Your governors should work with you to set up a process for gathering feedback and evidence, to give you an insight into how staff manage their workload. They can help you look for patterns and trends in the data and raise questions with you if they identify any potential issues.

These different sources of data are all helpful to bring to your governors so they can understand and monitor staff wellbeing in your school:

  • Staff surveys: Your board can work with you to shape the questions, identify strategic priorities and account for the success of new strategies put in place as a result.
  • Staff absence rates: If staff feel happy and healthy, they are less likely to be off sick (for example, due to anxiety, stress or burn-out).
  • Your school's HR spend: If fewer staff are off sick, this can reduce the amount of HR spend your school is using on supply staff.
  • Staff turnover records and exit interviews: These can give an indication of general wellbeing and more specific points to consider.
  • Conversations you have had with staff: For example, you might share with governors that you spoke to five members of staff who all said they have seen a huge reduction in workload since your school introduced a particular initiative.

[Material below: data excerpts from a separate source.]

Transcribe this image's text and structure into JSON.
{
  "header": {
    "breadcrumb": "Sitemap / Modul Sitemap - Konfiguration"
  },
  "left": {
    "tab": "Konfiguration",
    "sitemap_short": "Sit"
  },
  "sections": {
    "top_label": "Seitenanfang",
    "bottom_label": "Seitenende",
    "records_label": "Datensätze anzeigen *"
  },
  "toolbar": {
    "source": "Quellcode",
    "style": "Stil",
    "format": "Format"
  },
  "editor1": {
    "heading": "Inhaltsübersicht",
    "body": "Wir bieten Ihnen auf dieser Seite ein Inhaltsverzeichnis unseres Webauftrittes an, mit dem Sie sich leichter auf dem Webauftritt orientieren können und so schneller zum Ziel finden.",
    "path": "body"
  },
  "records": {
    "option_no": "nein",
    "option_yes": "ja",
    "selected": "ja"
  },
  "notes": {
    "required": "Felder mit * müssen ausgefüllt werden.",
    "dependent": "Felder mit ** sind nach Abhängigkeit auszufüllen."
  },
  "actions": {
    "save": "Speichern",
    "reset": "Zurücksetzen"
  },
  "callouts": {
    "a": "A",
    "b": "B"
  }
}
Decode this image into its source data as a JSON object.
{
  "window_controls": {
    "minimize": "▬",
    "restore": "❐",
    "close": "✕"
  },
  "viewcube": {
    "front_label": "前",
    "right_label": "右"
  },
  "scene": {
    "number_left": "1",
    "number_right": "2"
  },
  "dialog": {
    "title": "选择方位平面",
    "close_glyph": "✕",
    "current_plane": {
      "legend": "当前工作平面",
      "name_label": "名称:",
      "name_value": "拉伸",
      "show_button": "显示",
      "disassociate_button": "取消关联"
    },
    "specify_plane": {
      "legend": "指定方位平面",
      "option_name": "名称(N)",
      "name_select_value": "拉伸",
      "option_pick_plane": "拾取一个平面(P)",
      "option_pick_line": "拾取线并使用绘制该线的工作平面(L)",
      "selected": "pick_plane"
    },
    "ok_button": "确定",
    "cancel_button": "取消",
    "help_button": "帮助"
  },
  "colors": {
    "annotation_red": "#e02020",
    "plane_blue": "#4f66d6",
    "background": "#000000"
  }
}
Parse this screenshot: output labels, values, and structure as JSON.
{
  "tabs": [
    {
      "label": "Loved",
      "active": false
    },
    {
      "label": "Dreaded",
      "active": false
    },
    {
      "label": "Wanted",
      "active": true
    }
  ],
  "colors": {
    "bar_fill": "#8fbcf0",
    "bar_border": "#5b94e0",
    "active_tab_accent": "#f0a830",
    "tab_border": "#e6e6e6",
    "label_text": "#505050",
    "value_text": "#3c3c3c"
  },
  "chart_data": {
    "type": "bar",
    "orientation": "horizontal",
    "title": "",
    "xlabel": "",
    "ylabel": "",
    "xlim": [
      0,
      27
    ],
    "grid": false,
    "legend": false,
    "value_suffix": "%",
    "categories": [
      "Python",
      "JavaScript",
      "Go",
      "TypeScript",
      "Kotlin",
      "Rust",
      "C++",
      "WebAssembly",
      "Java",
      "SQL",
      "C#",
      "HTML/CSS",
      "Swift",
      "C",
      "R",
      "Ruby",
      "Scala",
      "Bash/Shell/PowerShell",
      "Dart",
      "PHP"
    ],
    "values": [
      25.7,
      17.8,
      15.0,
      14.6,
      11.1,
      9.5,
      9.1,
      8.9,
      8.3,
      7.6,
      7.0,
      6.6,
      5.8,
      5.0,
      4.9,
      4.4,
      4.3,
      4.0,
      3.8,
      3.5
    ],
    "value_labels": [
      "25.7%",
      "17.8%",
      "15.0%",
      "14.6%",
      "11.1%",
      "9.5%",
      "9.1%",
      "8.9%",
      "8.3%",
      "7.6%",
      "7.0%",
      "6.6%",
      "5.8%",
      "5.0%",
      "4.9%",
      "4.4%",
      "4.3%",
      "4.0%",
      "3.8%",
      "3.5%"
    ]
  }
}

Monitor any new initiatives you put in place

Your governors can suggest initiatives, but it is down to you to decide whether to implement them, and how to do it – as always, your governors’ role will be strategic rather than operational.

They can monitor any chosen initiatives to make sure they are having an impact and show how wellbeing is being embedded in your school culture.

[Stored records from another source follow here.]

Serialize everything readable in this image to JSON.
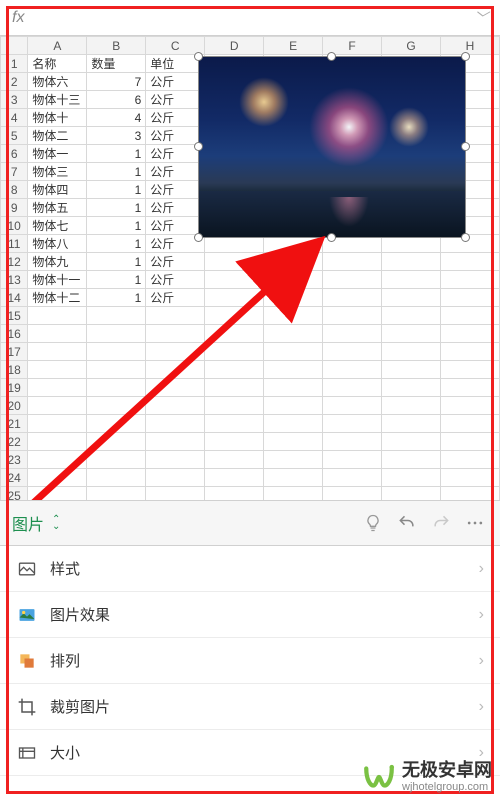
{
  "fx": {
    "label": "fx"
  },
  "sheet": {
    "columns": [
      "A",
      "B",
      "C",
      "D",
      "E",
      "F",
      "G",
      "H"
    ],
    "rowCount": 26,
    "headers": {
      "name": "名称",
      "qty": "数量",
      "unit": "单位"
    },
    "rows": [
      {
        "name": "物体六",
        "qty": 7,
        "unit": "公斤"
      },
      {
        "name": "物体十三",
        "qty": 6,
        "unit": "公斤"
      },
      {
        "name": "物体十",
        "qty": 4,
        "unit": "公斤"
      },
      {
        "name": "物体二",
        "qty": 3,
        "unit": "公斤"
      },
      {
        "name": "物体一",
        "qty": 1,
        "unit": "公斤"
      },
      {
        "name": "物体三",
        "qty": 1,
        "unit": "公斤"
      },
      {
        "name": "物体四",
        "qty": 1,
        "unit": "公斤"
      },
      {
        "name": "物体五",
        "qty": 1,
        "unit": "公斤"
      },
      {
        "name": "物体七",
        "qty": 1,
        "unit": "公斤"
      },
      {
        "name": "物体八",
        "qty": 1,
        "unit": "公斤"
      },
      {
        "name": "物体九",
        "qty": 1,
        "unit": "公斤"
      },
      {
        "name": "物体十一",
        "qty": 1,
        "unit": "公斤"
      },
      {
        "name": "物体十二",
        "qty": 1,
        "unit": "公斤"
      }
    ]
  },
  "toolbar": {
    "tab": "图片"
  },
  "menu": {
    "items": [
      {
        "label": "样式",
        "icon": "style-icon"
      },
      {
        "label": "图片效果",
        "icon": "effects-icon"
      },
      {
        "label": "排列",
        "icon": "arrange-icon"
      },
      {
        "label": "裁剪图片",
        "icon": "crop-icon"
      },
      {
        "label": "大小",
        "icon": "size-icon"
      }
    ]
  },
  "watermark": {
    "main": "无极安卓网",
    "sub": "wjhotelgroup.com"
  }
}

They will do this by asking questions during board meetings (before, during and after you have implemented an initiative). They might ask: “What is the evidence that this initiative is needed? What is the expected impact?” They may also go on learning walks to see the initiative in practice and determine what impact it has had on the school.

Finally, they may want to look at data (including from the sources referenced above) to make sure initiatives are having a positive impact. For example, positive or negative comments in surveys or from conversations can give a useful insight into how staff feel about an initiative, and if they think it is working/has worked.


Apply a wellbeing lens to everything, including policies

Wellbeing is not something for governors and trustees to look at in isolation. Your board should review your school policies especially through this lens, by asking questions like:

  • Does our school have a flexible working policy?
  • Does our school have a staff wellbeing policy? Does it include a section on work/life balance?
  • Do our school’s health and safety policy and risk assessments take workload and wellbeing into account?

When approving other policies, such as your marking policy and behaviour policy, governors should ask questions like: “How is wellbeing reflected in this policy? How does this policy impact staff wellbeing?”

Your governors should look to make sure that your policies do not add to staff workload unnecessarily. They should check that all policies contain a named member of staff who takes responsibility for the policy, and that they clearly set out processes and expectations around staff-related issues (such as pay, performance management, staff discipline and grievances).


Check their own practices

Finally, it is important that your governing board reviews its own practices with staff workload in mind; whether that is appointing a sub-committee to take responsibility for overseeing staff health and wellbeing or making sure board and committee meetings do not run late into the evening.

Your governors should also be aware of other events in the school calendar when scheduling meetings, and make sure that they don’t make unnecessary requests for information or reports from you or your staff.

Attending school events and undertaking periodic school visits is a great way for your governors to show their support for school staff and what they do.

In our survey, 89% of governors said that they would recommend being a governor to other people, with the main reason being because “they can make a difference”. The desire to have a positive impact on the future of young people is why so many governors choose to get involved. Working to support our brilliant school staff to be at your best every day seems like a great way to start.